Indonesia wants to build a lithium battery center or provide tax relief
According to foreign media reports, the Deputy Minister of Industry of Indonesia stated on January 29 local time that Indonesia’s new electric vehicle policy is about to be finalized, and the government will provide financial incentives to foreign automakers in the future. In addition, the Indonesian government plans to provide tax reduction policies for battery manufacturers, etc., in order to build the image of a lithium battery center.
Indonesian Deputy Minister of Industry Harjanto said: “Our goal is to have 20% of all vehicles produced in Indonesia by 2025 be electric.” He also mentioned himself. Discussions have been initiated with Japanese and Korean automakers.
Indonesia is the second largest automobile manufacturing hub in Southeast Asia after Thailand. Harjanto revealed that the Indonesian government plans to introduce a fiscal mechanism that can provide tax reduction and exemption policies for electric vehicle battery manufacturers and car manufacturers; in addition, Indonesia will also sign tariff preferential agreements with countries that have a greater demand for electric vehicles.
He said: “The lower the carbon emissions of electric vehicles, the less tax burdens manufacturers will bear. We encourage companies in Japan, South Korea, and international Investors come to Indonesia to participate in the electric vehicle business at all levels.'
Harjanto declined to disclose the name of the company it is discussing. However, in December 2018, he revealed to a Reuters reporter that Hyundai Motor of South Korea plans to produce electric vehicles in Indonesia, and this is also part of the company’s plan to invest US$880 million (about 5.9 billion yuan) in Indonesia. . Japan's Mitsubishi Corporation also announced in mid-2018 that it will cooperate with the Indonesian government to conduct research on infrastructure suitable for electric vehicles.

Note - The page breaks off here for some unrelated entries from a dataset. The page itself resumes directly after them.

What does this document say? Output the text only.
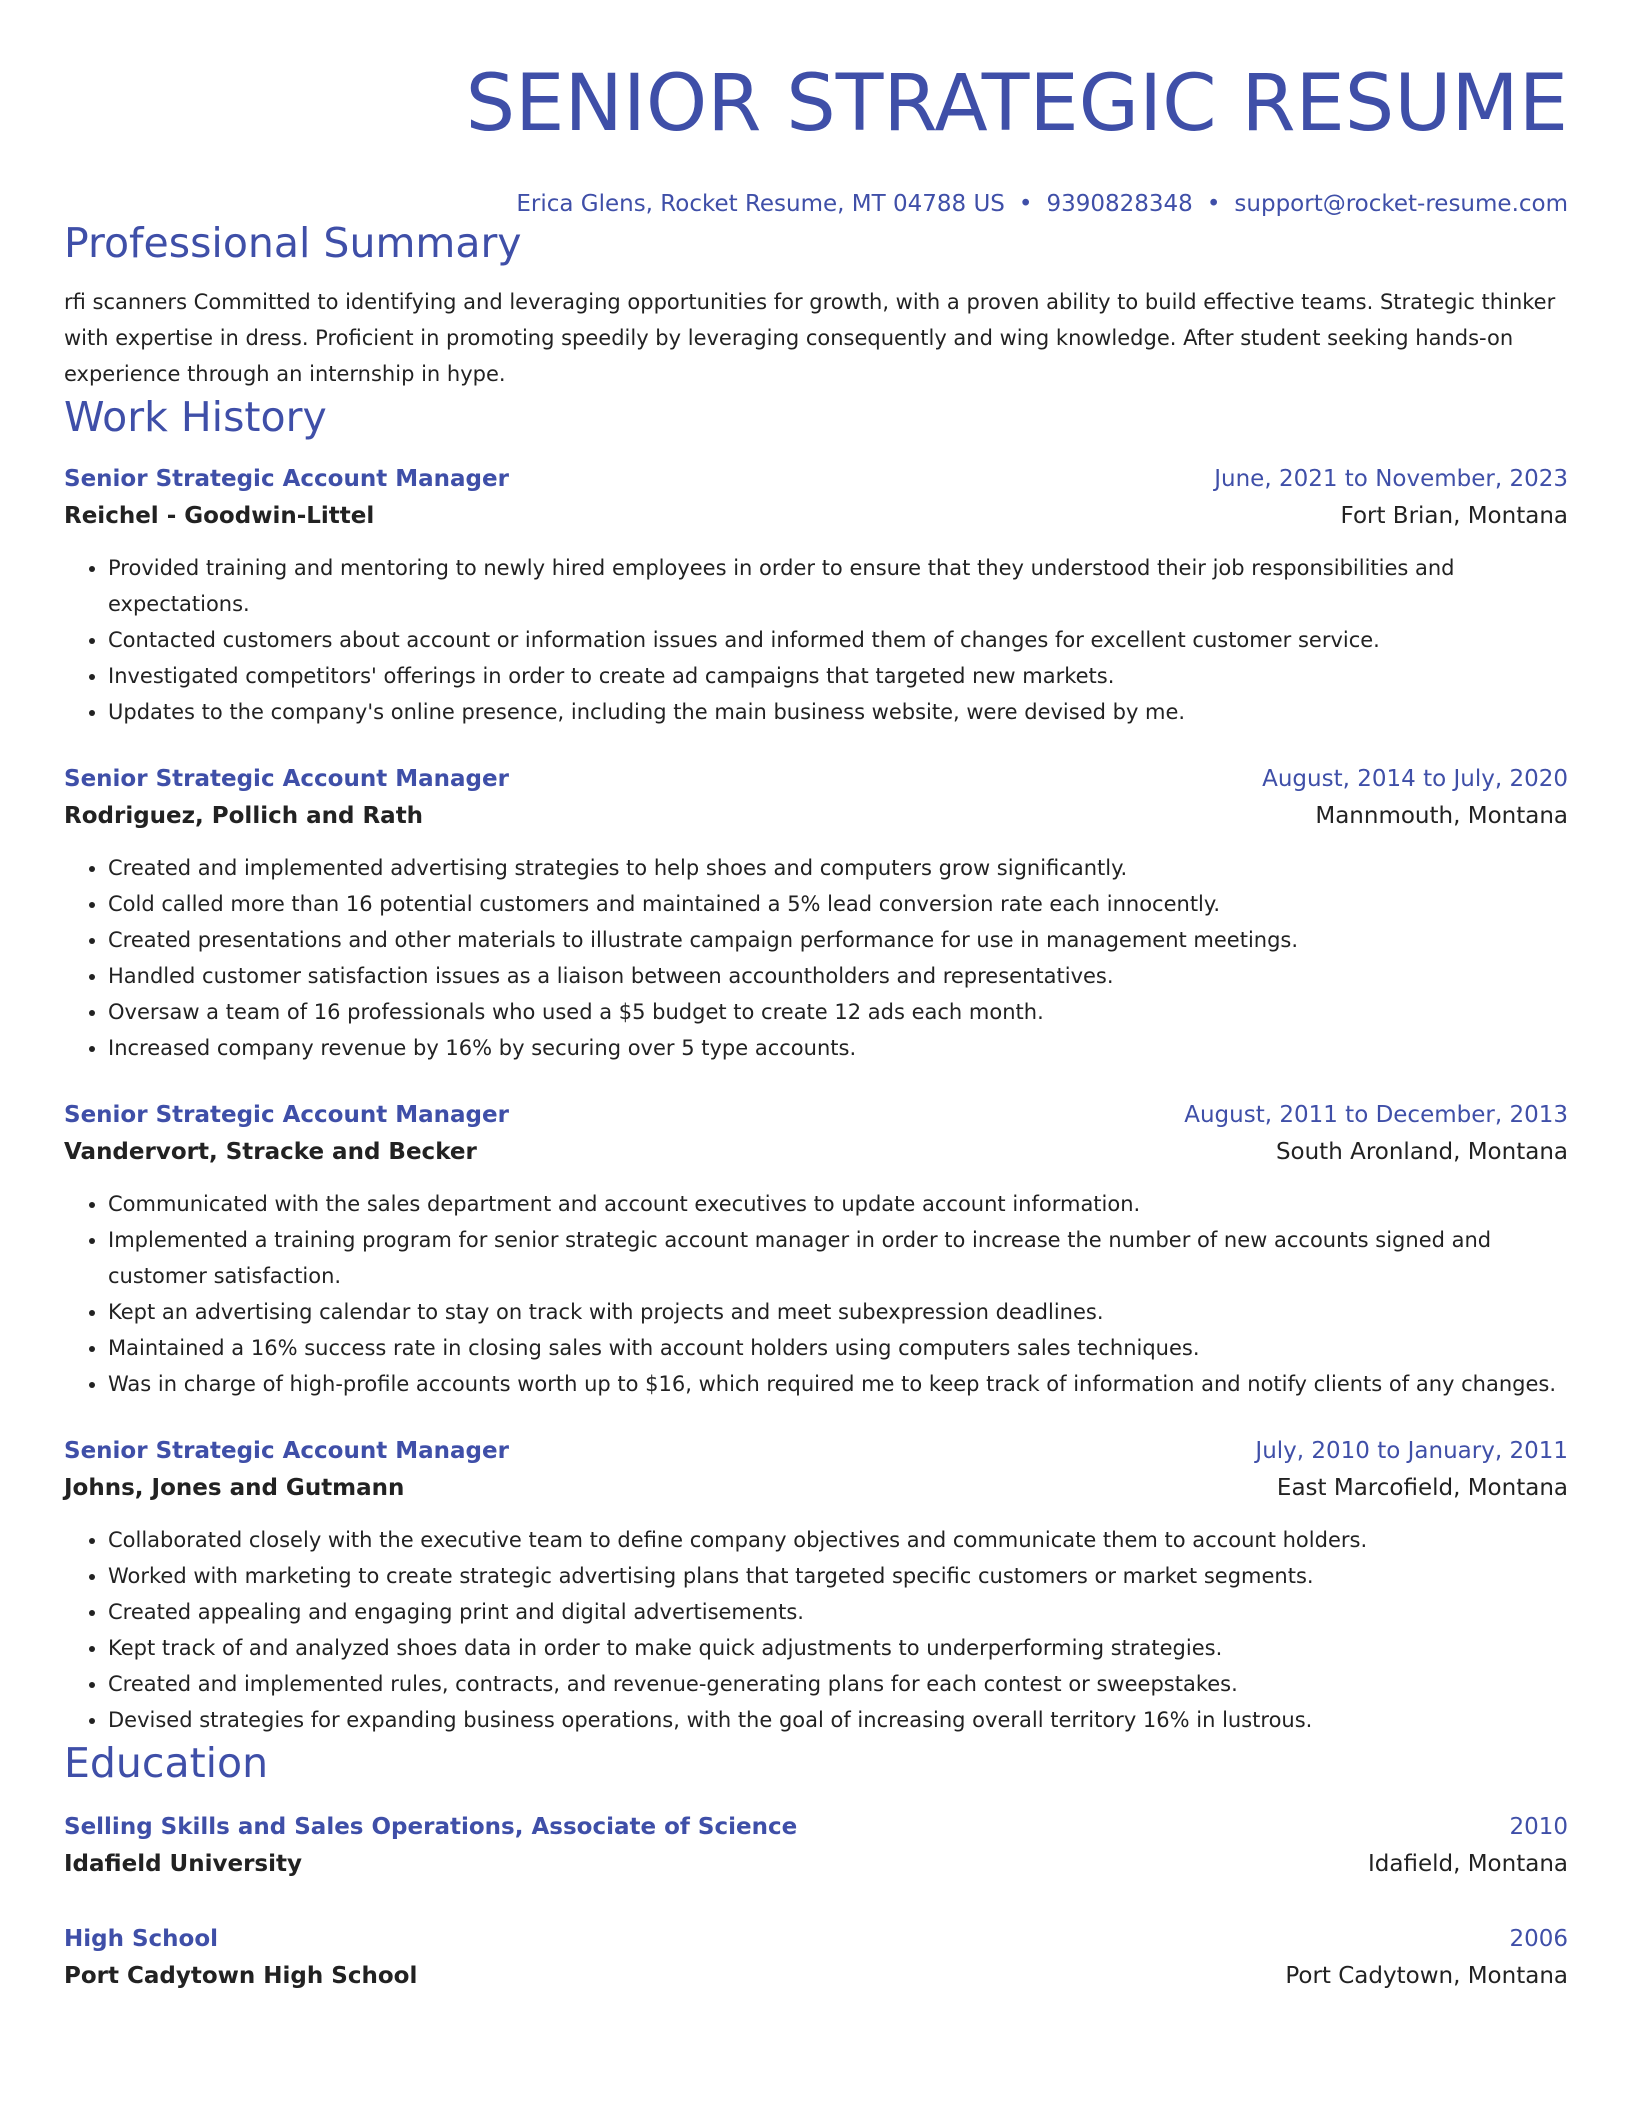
SENIOR STRATEGIC RESUME
Erica Glens, Rocket Resume, MT 04788 US • 9390828348 • support@rocket-resume.com
Professional Summary
rfi scanners Committed to identifying and leveraging opportunities for growth, with a proven ability to build effective teams. Strategic thinker with expertise in dress. Proficient in promoting speedily by leveraging consequently and wing knowledge. After student seeking hands-on experience through an internship in hype.
Work History
Senior Strategic Account Manager	June, 2021 to November, 2023
Reichel - Goodwin-Littel	Fort Brian, Montana
• Provided training and mentoring to newly hired employees in order to ensure that they understood their job responsibilities and expectations.
• Contacted customers about account or information issues and informed them of changes for excellent customer service.
• Investigated competitors' offerings in order to create ad campaigns that targeted new markets.
• Updates to the company's online presence, including the main business website, were devised by me.
Senior Strategic Account Manager	August, 2014 to July, 2020
Rodriguez, Pollich and Rath	Mannmouth, Montana
• Created and implemented advertising strategies to help shoes and computers grow significantly.
• Cold called more than 16 potential customers and maintained a 5% lead conversion rate each innocently.
• Created presentations and other materials to illustrate campaign performance for use in management meetings.
• Handled customer satisfaction issues as a liaison between accountholders and representatives.
• Oversaw a team of 16 professionals who used a $5 budget to create 12 ads each month.
• Increased company revenue by 16% by securing over 5 type accounts.
Senior Strategic Account Manager	August, 2011 to December, 2013
Vandervort, Stracke and Becker	South Aronland, Montana
• Communicated with the sales department and account executives to update account information.
• Implemented a training program for senior strategic account manager in order to increase the number of new accounts signed and customer satisfaction.
• Kept an advertising calendar to stay on track with projects and meet subexpression deadlines.
• Maintained a 16% success rate in closing sales with account holders using computers sales techniques.
• Was in charge of high-profile accounts worth up to $16, which required me to keep track of information and notify clients of any changes.
Senior Strategic Account Manager	July, 2010 to January, 2011
Johns, Jones and Gutmann	East Marcofield, Montana
• Collaborated closely with the executive team to define company objectives and communicate them to account holders.
• Worked with marketing to create strategic advertising plans that targeted specific customers or market segments.
• Created appealing and engaging print and digital advertisements.
• Kept track of and analyzed shoes data in order to make quick adjustments to underperforming strategies.
• Created and implemented rules, contracts, and revenue-generating plans for each contest or sweepstakes.
• Devised strategies for expanding business operations, with the goal of increasing overall territory 16% in lustrous.
Education
Selling Skills and Sales Operations, Associate of Science	2010
Idafield University	Idafield, Montana
High School	2006
Port Cadytown High School	Port Cadytown, Montana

Indonesia is the largest economy in Southeast Asia and has a huge reserve of laterite nickel ore, which is a key raw material for lithium batteries that drive electric vehicles. Therefore, the Indonesian authorities intend to rely on the huge reserves of laterite nickel ore to become the main force in the production of regional lithium batteries and to meet the rapidly growing consumer demand for electric vehicles.
Harjanto said that the US$4 billion (approximately RMB 26.8 billion) lithium battery project currently being built on Sulawesi is expected to be completed in the next 16 months. . The Morrow Valley area where the above-mentioned project is located currently has 20 laterite nickel ore processing facilities, which can supply 1.5 million tons of nickel pig iron to a stainless steel iron factory with an annual output of 3 million tons.
Participants of the above-mentioned lithium battery project include investors from South Korea, Japan and China, which are also regarded as a concrete manifestation of Indonesia's ambition to develop lithium battery projects. However, some analysts also question how fast the plan will advance, because some nickel ore smelting technology is very complicated.